Following are excerpts (edited for brevity) from
a Washington Post article by Robert J. Samuelson regarding the very high levels of international debt and the possible results of that intersecting with a general turn-down in world trade.
The untold story of the world economy — so far at least — is the potentially explosive interaction between the spreading trade war and the overhang of global debt, estimated at a staggering $247 trillion. That’s “trillion” with a “t.” The numbers are so large as to be almost incomprehensible.
Households, businesses and governments borrow on the assumption that they will service their debts either by paying the principal and interest or by rolling over the debts into new loans. But this works only if incomes grow fast enough to make the debts bearable or to justify new loans.
Here’s where the trade war and debt may intersect disastrously. Since 2003, global debt has soared. As a share of the world economy (gross domestic product), the increase went from 248 percent of GDP to 318 percent. The figures include all major countries and most types of debt: consumer, business and government.
To service these debts requires rising incomes, [but] an expanding trade war threatens to squeeze incomes. At best, this could slow the global economy. At worst, it could trigger another financial crisis. Note that the danger is worldwide, not specific to the United States. We’re approaching a turning point: If debt growth is not sustainable, new lending will slow or stop. Borrowers will have to devote more of their cash flow to servicing existing debts.
This may represent a final chapter to the financial crisis. The low interest rates adopted by central banks were justified as necessary to avoid a worldwide depression. Critics worried that cheap credit would rationalize risky lending that couldn’t survive higher rates. We may soon discover who’s right.Robert J. Samuelson is a conservative journalist for The Washington Post, where he has written about business and economic issues since 1977. He was a columnist for Newsweek magazine from 1984 to 2011.
Comments
I argued the opposite: that the Keynesian prescribed actions then being taken by Fed president Ben Bernanke, followed by Janet Yellin, were well worth pursuing in an attempt to avoid a replay of the Great Depression.
Perhaps the last shoe has yet to fall, and as Mr Samuelson observes, "We may soon discover who’s right."
"The untold story of the world economy — so far at least — is the potentially explosive interaction between the spreading trade war and the overhang of global debt"
2) Ted's recent post:
"Foreign Investment In The United States plunged 32% In 2017"
Whirlpool Wanted Washer Tariffs. It Wasn’t Ready for a Trade Showdown.
After the Trump administration announced new tariffs on imported washing machines in January, Marc Bitzer, the chief executive of Whirlpool Corp., celebrated his win over South Korean competitors LG Electronics Inc. and Samsung Electronics Co.
“This is, without any doubt, a positive catalyst for Whirlpool,” he said on an investor conference call.

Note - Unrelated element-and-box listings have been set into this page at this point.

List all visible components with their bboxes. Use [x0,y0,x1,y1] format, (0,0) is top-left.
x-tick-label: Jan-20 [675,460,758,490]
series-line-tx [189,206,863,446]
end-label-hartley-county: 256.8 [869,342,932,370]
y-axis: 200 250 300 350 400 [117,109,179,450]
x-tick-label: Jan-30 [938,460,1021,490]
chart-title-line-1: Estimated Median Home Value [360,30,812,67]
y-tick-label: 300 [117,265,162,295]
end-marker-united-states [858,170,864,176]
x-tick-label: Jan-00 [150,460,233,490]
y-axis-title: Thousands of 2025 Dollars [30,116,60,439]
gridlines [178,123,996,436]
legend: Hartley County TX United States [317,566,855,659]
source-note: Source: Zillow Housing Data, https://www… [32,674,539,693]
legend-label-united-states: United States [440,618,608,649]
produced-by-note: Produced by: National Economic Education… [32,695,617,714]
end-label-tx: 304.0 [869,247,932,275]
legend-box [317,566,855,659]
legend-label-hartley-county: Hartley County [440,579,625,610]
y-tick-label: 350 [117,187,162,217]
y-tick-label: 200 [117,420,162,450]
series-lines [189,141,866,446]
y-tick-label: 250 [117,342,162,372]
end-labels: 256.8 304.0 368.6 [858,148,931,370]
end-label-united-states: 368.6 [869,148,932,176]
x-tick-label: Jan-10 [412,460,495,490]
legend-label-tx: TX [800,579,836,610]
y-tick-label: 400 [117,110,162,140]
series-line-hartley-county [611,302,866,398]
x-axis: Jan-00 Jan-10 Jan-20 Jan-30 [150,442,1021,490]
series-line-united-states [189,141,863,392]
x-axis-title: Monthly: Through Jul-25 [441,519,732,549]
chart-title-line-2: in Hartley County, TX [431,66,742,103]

Nearly six months later, the company’s share price is down 15%. One factor is a separate set of tariffs on steel and aluminum, imposed by the U.S. in March and later expanded, that helped drive up Whirlpool’s raw-materials costs. Net income, even with the added benefit of a lower tax bill, was down $64 million in the first quarter compared with a year earlier.
Appliance prices have risen for consumers, and there are signs of waning demand.
I forget whether that was in the past or is true currently.
@VintageFreak- I was reminded of your question by an article in this morning's WSJ:
The Dark Side to Rising Consumer Spending
Revised sales figures also suggest that people are socking away less money than previously reported. And as they save less, people are borrowing more. Last week, the Federal Reserve reported that consumer credit outstanding rose by $24.6 billion in May from a month earlier, nearly double the $12.8 billion economists expected to see.
At Bank of America and JPMorgan Chase total loans at their consumer units each rose by 7% from a year earlier, led by credit cards and residential mortgages.
In a healthy economy consumers’ increased use of debt won’t cause any immediate problems, but it does call into question how long the spending gains are likely to persist. There are two possible explanations for the borrowing: With job growth strong and unemployment low, many people are pulling spending forward with the expectation their paychecks will get bigger and they will be able to pay off the loans.
The other is that consumers, who haven’t yet seen big pay increases, are borrowing to maintain their standards of living as inflation picks up.
Note: The above excerpts quoted from the Wall Street Journal have been edited for brevity. Emphasis was added.